Witches’ Butter is an album that grew from a single idea: the mushroom. My son was born in 2019. I was communicating with him by singing and making spontaneous music with him and by reading him books. He had a great kids book about mushrooms. When he was just a year or two old, we spent weeks during the height of the pandemic at the place where I spent my summers in childhood. I started noticing all sorts of mushrooms in the forest that I had never noticed, including what I thought was a Witches’ Butter specimen. Mushrooms became a shared interest between my son and me, something we had in common across an age gap of almost 40 years.

Musically I was leaning towards long form compositions, mantras, drones, chants, and music without chord changes. Maximalism, played at loud volumes. I was enjoying Jenks Miller’s work as the band Horseback, whose album Impale Golden Horn is described as “Healing Music” in the liner notes. Can music heal? A connection to a feeling of spiritual renewal or regeneration can be a healing one. Drone music song forms can allow us to commune with the now-ness of an unchanging musical statement. In this style, the music is unchanging or slowly changing over time, maintaining an adherence to a point of focus, a dominant note – like a mushroom.

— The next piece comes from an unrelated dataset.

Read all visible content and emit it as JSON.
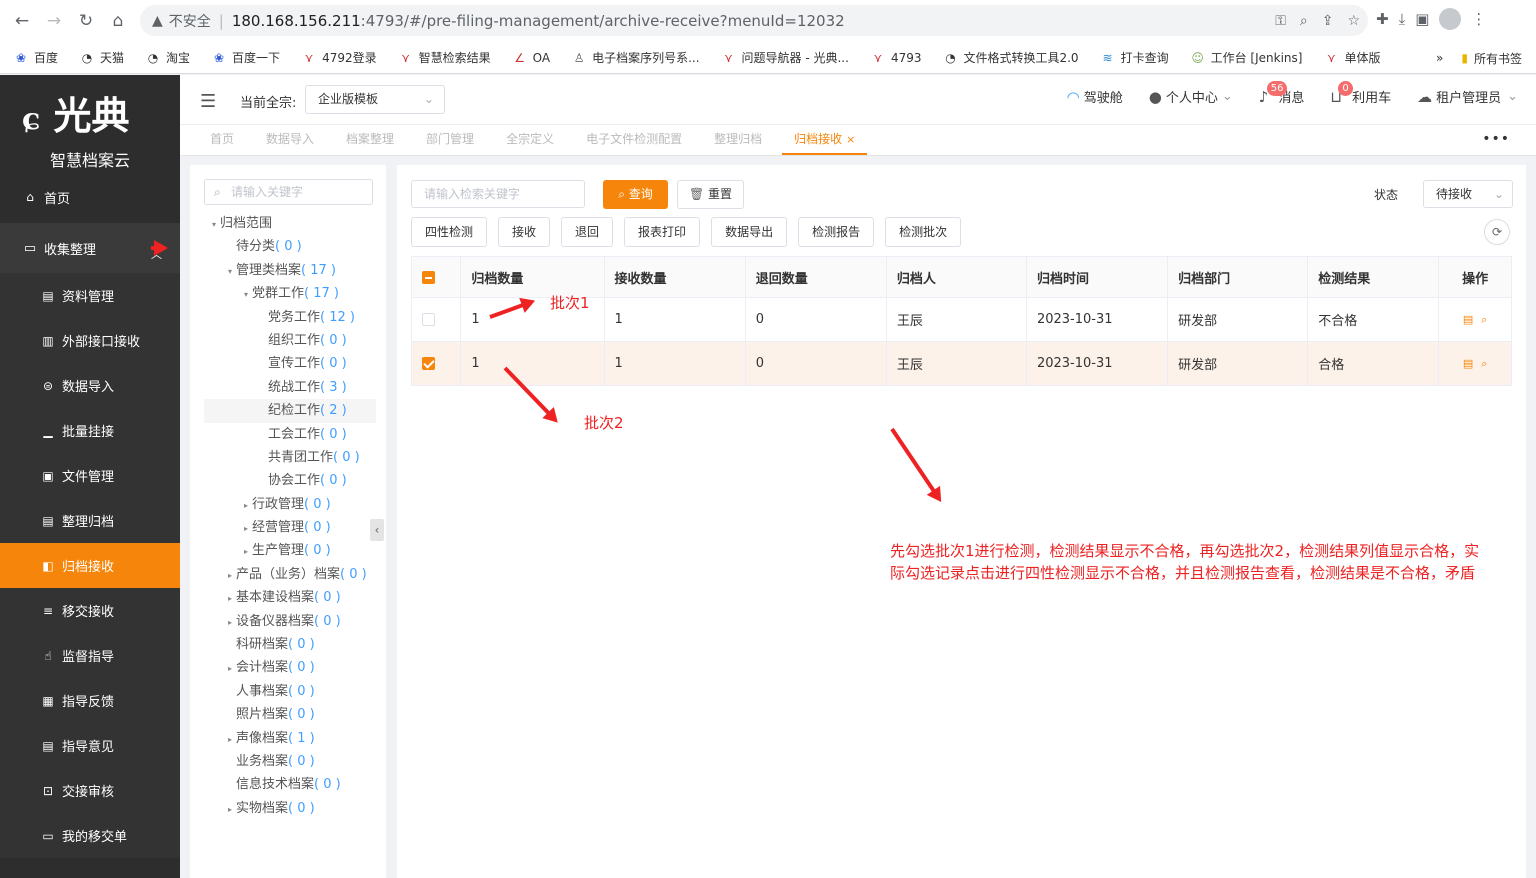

I wrote and recorded these songs, patiently overdubbing multiple parts, with all the tools at my disposal: guitars, upright basses, synths, my voice, percussion, MIDI, and software. Each time I carefully revisited the statement I had made, and then tried to make a complementary statement on an accompanying track until the songs sounded full and complete.

I love concerts where people feel comfortable and natural being together in a room with several amplifiers turned up and pointed every which way, where loud music envelopes and elevates listeners into a whole community. That was the intention of these songs. The inspiration of mushrooms as a togetherness, a whole being with various mycelia branching in various directions, resonated with me and this work.

As I worked my vision slowly changed. I began by layering tracks of guitars and basses, as in the album opener “The Invariant Form of the Intuitable World," named after a phrase from Edmund Husserl’s phenomenological works. I found myself veering towards the expressiveness of synths and digital instruments in “A Murder of Crows at Dawn,” named after a revelatory morning waking up to hundreds of crows all cawing together in the trees behind our home. Finally, I experimented with adding a simple repeating chord progression in the title track “Witches’ Butter,” allowing me to explore my voice as an expressive tool to mix among the other resonant sounds on the recorded tracks.

Making this album was an isolating experience. I worked alone in my basement, which was slowly becoming a studio. I needed to reach out and get feedback from others. At this point the idea of remixes seemed worth exploring. I asked three collaborators to contribute, and the album is much richer, and the songs so much more developed, as a result. I also benefited greatly from Jason Mercer’s patient mixing of the original songs. Nick Schofield took my idea and stayed faithful to it on “The Invariant Form of the Intuitable World (Nick Schofield Remix),” sending me multiple versions, and working with me to find a sound that put my improvisations into a more accessible space of synth basses and pads. Alex Unger (ELMS) took a radically different approach, exploring the darkness that lurked underneath the minor key tones and building substantial rhythmic sections on “A Murder of Crows at Dawn (ELMS Remix).” Michael C. Duguay flipped “Witches’ Butter (Michael C. Duguay Fourth World Remix)” into a pop song, for which I’m forever grateful. I’m so happy each of these artists brought their aesthetic and creativity to my material.